O trabalho foi realizado a partir de investigações que demonstraram, após diversas medidas autorizadas judicialmente, a criação de dezenas de empresas “de fachada”, com a utilização de “laranjas” como sócias, com o intuito de promover os crimes, informa a PF por meio de nota.

O esquema investigado evidenciou que diversos empresários e seus familiares, com o apoio de escritórios de advocacia e de contabilidade, se utilizavam de escrituras em nome de terceiros e pessoas “criadas” exclusivamente para cometimento das fraudes.

NEGOCIAÇÕES

Os investigados, por intermédio de “laranjas”, também negociaram aeronaves, embarcações, veículos e caminhões destinados ao contrabando de cigarros, além de fazendas, imóveis residenciais e, até mesmo, um hospital, destaca a PF.

Até o momento, foram identificadas sonegações fiscais que atingiram a soma de, aproximadamente, R$ 25 milhões, tanto em contribuições, como em impostos de pessoas físicas e jurídicas, inclusive, em decorrência das inúmeras apreensões de cigarros ilegalmente transportados (mais de 4 milhões de maços apreendidos).

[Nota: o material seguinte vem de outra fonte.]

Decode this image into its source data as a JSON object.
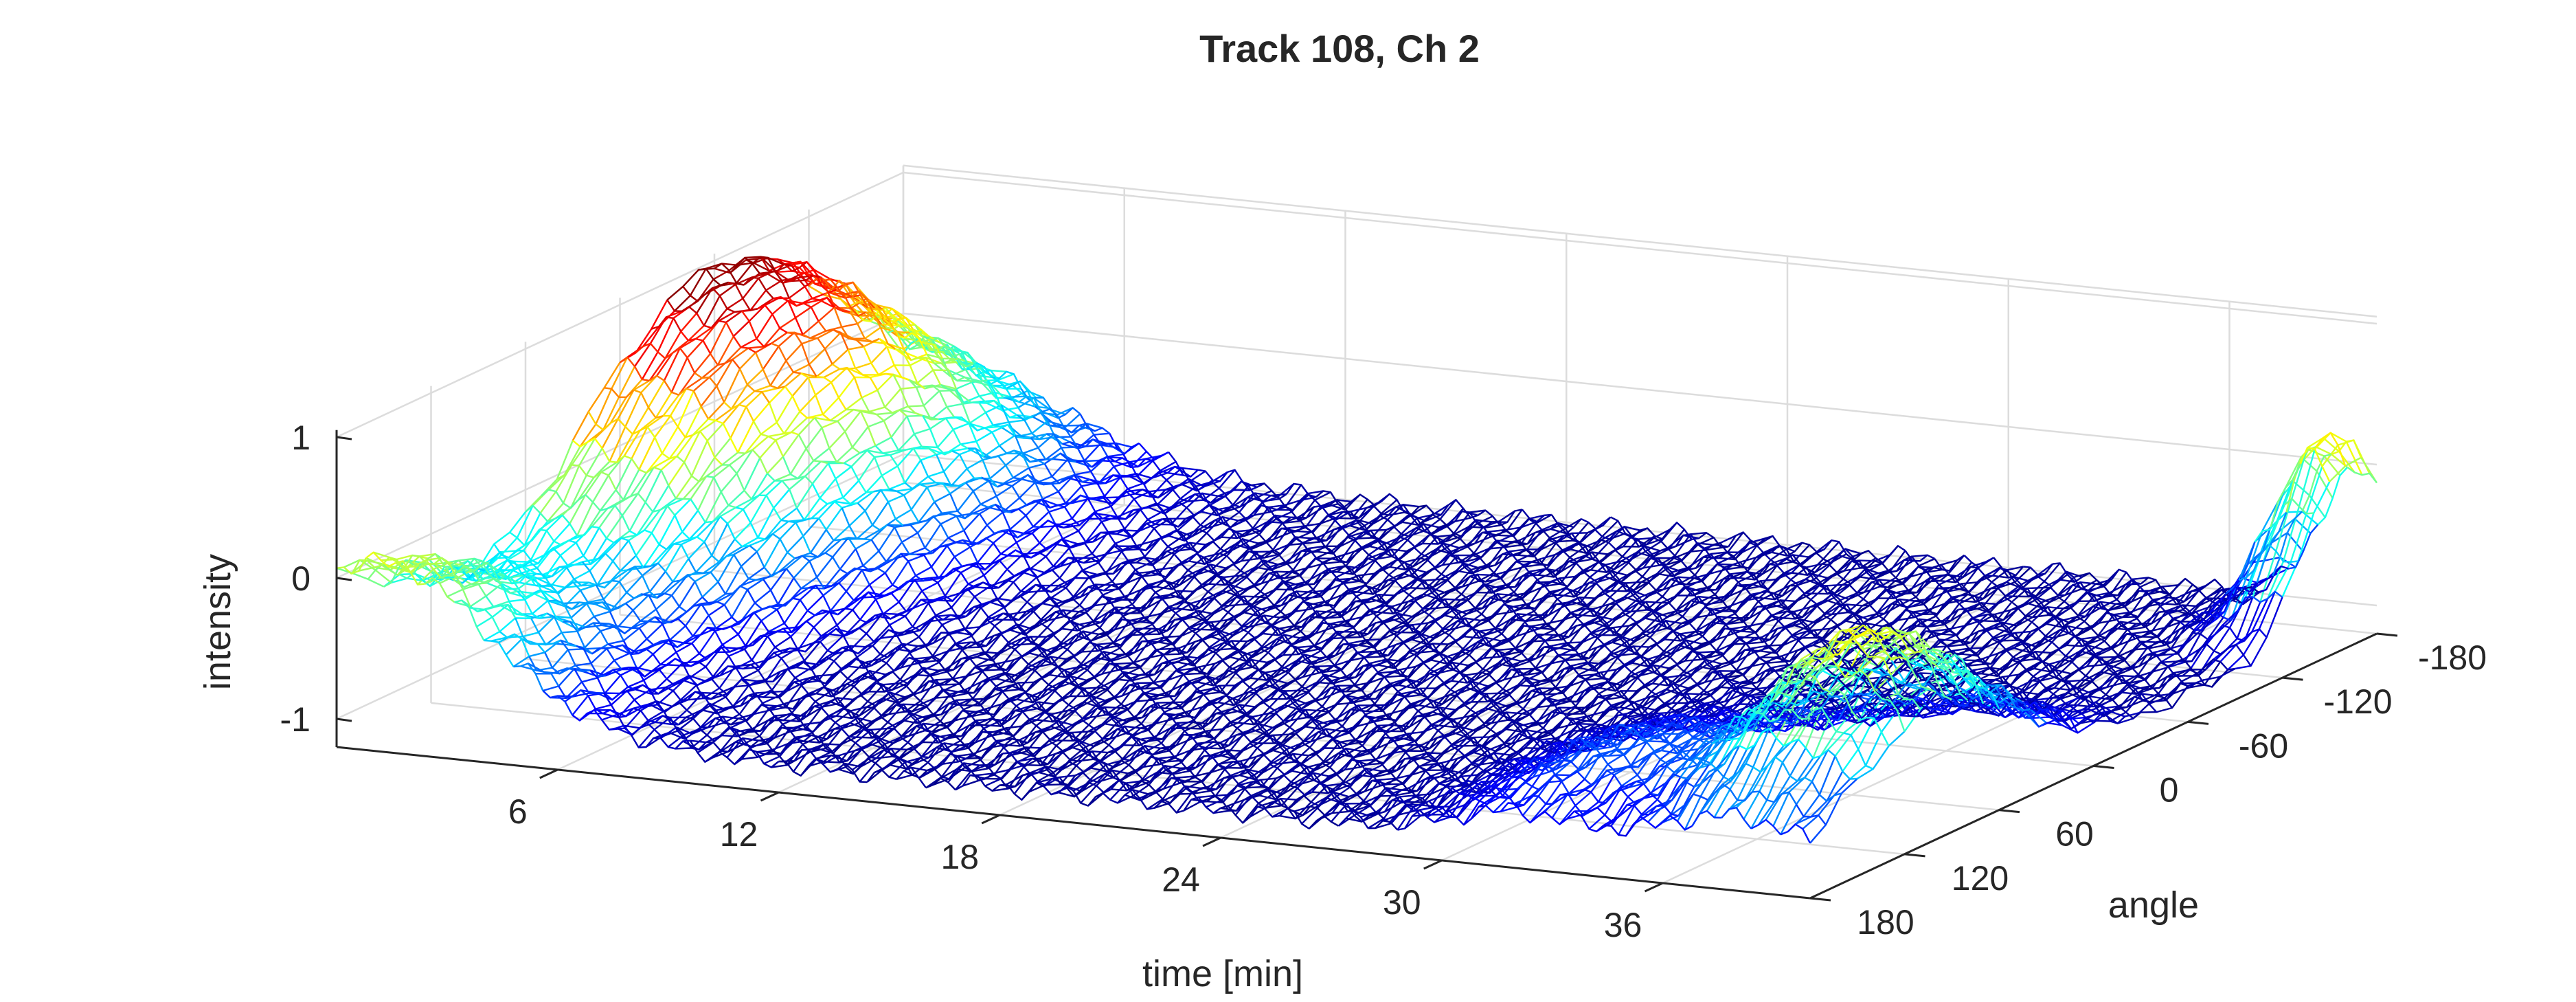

Ao todo, 80 policiais federais cumprem 19 mandados de busca e apreensão expedidos pela 1ª Vara Federal em Avaré, em endereços localizados na próxima cidade, assim como nos municípios paulistas de Bauru, Avaré, Itaí, Botucatu, Sorocaba, Araçoiaba da Serra e Guarulhos.

CONSEQUÊNCIAS

Também foi determinada, judicialmente, a averbação de restrições nas matrículas de bens imóveis identificados como pertencentes aos investigados, incluindo-se uma fazenda e um hospital, adquiridos como produtos dos crimes de sonegação fiscal, adulteração de combustíveis e contrabando de cigarros, dentre outros, visando promover a ocultação dos valores obtidos com a prática dessas condutas.

As investigações continuam e os envolvidos poderão, em tese, ser responsabilizados pelos crimes de associação criminosa, sonegação fiscal, falsidade ideológica, uso de documento falso e lavagem, na modalidade ocultação.

O nome da operação se deve ao fato da atuação de grande parte das empresas investigadas e dos principais envolvidos se situarem na região da represa de Jurumirim, localizada no município de Avaré.